Address
- 3354 S Genesee Rd Mid-Michigan Mid West Burton, Michigan, 48519 United States
- Coordinates: 42°58′41.1″N 83°36′54.8″W﻿ / ﻿42.978083°N 83.615222°W

District information
- Type: Public
- Grades: PreK–12
- Established: 1836; 190 years ago
- President: Craig Lanter
- Vice-president: Bette Bigsby
- Superintendent: Tina Case
- Schools: 3

Students and staff
- Students: 750 (2021–22)
- Teachers: 49.49 (FTE)
- Student–teacher ratio: 15.15
- District mascot: Wolverine
- Colors: Black, Grey/Silver, and White

Other information
- Website: www.athertonschools.org

= Atherton Community Schools =

School district

Atherton Community School District is one of five public school districts serving Burton Genesee County in the U.S. state of Michigan and in the Genesee Intermediate School District. Atherton School District runs three schools: Atherton Junior/Senior High School, Atherton Elementary School, and an alternative school.

==History==

Atherton opened as a one-room log schoolhouse at Atherton and Center roads corner in 1836 within the then newly formed Flint Township, Michigan (later Township of Burton, now City of Burton) for the Atherton Settlement just founded a year before. The school district is named after the first teacher, Betsey Atherton, daughter of Adonijah Atherton—one of the town’s first settlers. Betsey died a few months later. The district in 1878 had funding of $1,832, 17 teachers and eight schoolhouses.
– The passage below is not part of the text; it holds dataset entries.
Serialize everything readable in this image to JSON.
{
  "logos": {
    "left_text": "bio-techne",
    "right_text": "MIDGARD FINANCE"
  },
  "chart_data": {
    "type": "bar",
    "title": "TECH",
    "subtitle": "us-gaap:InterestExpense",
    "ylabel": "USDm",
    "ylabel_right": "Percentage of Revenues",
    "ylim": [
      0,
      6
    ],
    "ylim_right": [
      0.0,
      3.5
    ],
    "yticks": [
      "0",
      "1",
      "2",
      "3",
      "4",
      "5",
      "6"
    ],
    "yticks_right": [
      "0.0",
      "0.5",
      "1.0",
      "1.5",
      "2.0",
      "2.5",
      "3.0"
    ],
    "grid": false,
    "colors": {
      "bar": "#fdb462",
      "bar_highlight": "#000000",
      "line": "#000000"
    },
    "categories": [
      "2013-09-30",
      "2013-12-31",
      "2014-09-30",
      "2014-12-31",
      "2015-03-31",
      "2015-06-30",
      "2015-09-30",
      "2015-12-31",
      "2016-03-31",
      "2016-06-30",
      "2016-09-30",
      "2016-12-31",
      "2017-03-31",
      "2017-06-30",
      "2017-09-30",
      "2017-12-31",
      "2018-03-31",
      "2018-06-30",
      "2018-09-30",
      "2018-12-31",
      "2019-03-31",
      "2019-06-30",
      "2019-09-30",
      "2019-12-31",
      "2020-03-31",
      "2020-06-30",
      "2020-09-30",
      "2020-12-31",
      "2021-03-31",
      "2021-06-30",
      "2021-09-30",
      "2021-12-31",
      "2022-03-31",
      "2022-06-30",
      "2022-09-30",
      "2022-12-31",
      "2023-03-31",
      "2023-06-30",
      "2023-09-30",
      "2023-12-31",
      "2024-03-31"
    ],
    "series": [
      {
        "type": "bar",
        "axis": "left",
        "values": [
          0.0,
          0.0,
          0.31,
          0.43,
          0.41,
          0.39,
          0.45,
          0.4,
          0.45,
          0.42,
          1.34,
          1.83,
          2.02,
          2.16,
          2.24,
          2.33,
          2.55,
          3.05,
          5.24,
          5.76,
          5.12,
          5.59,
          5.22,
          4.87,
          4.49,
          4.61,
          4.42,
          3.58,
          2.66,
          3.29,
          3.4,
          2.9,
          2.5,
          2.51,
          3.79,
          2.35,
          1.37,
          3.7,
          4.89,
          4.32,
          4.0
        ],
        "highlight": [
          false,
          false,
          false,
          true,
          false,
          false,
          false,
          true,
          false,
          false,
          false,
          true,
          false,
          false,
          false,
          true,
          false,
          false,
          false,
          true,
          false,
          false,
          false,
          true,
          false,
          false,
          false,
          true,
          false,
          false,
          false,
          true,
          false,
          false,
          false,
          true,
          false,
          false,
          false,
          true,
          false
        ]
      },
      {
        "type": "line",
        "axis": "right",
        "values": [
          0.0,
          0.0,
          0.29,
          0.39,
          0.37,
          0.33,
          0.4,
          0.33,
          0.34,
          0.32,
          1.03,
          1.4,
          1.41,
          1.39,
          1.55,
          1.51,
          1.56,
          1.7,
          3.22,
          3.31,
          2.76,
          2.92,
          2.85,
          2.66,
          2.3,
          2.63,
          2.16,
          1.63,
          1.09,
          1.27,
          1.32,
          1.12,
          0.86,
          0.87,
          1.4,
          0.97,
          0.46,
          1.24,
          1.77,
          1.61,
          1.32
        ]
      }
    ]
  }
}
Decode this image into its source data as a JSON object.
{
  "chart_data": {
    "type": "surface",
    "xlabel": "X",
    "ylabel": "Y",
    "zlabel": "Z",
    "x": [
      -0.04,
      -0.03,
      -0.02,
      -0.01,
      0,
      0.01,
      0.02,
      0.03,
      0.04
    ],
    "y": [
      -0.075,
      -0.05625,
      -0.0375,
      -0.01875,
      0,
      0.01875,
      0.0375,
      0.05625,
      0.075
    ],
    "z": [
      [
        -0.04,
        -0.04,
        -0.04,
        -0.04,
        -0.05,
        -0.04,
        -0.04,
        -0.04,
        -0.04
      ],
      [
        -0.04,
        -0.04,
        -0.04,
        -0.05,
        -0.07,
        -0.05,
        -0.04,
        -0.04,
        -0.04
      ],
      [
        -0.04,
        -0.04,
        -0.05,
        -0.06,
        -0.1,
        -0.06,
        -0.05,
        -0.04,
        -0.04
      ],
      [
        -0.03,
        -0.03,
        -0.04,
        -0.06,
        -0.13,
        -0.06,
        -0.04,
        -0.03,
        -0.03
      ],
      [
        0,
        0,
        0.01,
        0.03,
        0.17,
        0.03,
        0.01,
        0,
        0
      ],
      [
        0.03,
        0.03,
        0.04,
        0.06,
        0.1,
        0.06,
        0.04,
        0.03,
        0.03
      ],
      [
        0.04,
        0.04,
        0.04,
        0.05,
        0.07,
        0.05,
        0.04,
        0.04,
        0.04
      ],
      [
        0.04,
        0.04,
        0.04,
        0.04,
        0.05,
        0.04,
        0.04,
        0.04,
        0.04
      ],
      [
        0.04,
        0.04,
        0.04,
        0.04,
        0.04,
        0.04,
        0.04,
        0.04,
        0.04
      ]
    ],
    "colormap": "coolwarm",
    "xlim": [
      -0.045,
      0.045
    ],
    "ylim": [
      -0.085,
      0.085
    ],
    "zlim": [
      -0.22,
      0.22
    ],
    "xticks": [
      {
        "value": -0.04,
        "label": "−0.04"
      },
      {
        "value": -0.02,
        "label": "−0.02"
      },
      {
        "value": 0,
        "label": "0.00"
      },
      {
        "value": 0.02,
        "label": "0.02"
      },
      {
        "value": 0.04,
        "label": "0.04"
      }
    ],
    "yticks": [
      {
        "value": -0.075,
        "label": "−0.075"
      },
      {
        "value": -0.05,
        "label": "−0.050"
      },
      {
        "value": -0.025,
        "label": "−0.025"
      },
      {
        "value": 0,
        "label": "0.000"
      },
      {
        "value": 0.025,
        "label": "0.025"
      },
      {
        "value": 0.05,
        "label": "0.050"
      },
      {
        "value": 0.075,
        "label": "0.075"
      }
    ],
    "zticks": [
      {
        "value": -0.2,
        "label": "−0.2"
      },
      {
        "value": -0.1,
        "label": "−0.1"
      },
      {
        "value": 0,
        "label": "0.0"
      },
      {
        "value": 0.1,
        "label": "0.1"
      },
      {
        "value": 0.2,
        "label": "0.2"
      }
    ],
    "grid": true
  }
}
Four elementary schools eventual replaced the eight schoolhouses: Fisk, H.W. Medler, Metzger and Herbst. Those elementary schools operated until the late 1960s. Fisk was on Manor Drive and is currently a daycare. The remaining two, Metzger on Sitka Street and Herbst on Clarice Street, were demolished. Medler became the high school which graduated its first class in 1954. The current Atherton High School was built in 1965 next to Medler. Medler then became the middle school until 1969 when the middle school opened south of the high school. Medler then held sixth grade students only. Medler was hit by lightning in the early morning hours in the summer of 1977, causing the back half of the building to burn down. H.W. Medler was on Genesee Road and is currently a charter school.
On December 9, 2003, a consolidation vote for the three all Burton school districts took place with Atherton and Bentley voters in favor of consolidation and Bendle voters not in favor. In 2003, a plan of merger was accepted by the State Superintendent of Education between Atherton and Bentley School Districts, which subsequently failed at the election. The School District celebrated their 175th year in 2011, making the school about 1 year older than the State of Michigan itself.
In February 2013, a discussion arose among Board members about closing down Vern Van Y Elementary School. This is because of financial problems as well as decline in student count. Van Y was closed at the conclusion of the 2012–13 school year. Beginning in the 2013–14 school year, the district operates as a two school district. Atherton Elementary (formerly Atherton Junior High) houses grades K–6. Atherton Junior/Senior High (formerly Atherton Senior High) houses grades 7–12.

==Sports==

Atherton High School is a class C school district.

| League | Start 1836 | End |
|---|---|---|
| independent | 1952 | 1954 |
| County C | 1954 | 1960 |
| County B | 1960 | 1976 |
| Mid-Eastern Eight | 1976 | 1978 |
| Genesee Eight (Genesee Area 1999–Present) | 1978 | Present |

=== Board of education ===
2017 Board Members

| Name | Title |
|---|---|
| Craig Lanter | President |
| Bette Bigsby | Vice-President |
| Sandra Talbot | Secretary |
| Katrina Royster | Treasurer |
| Amber Barker | Trustee |
| Tim Shorkey | Trustee |
| Keith Edgette | Trustee |

Roger Opsommer is principal of Atherton Junior/Senior High.
Lynsey Gennaro is principal of Atherton Elementary School.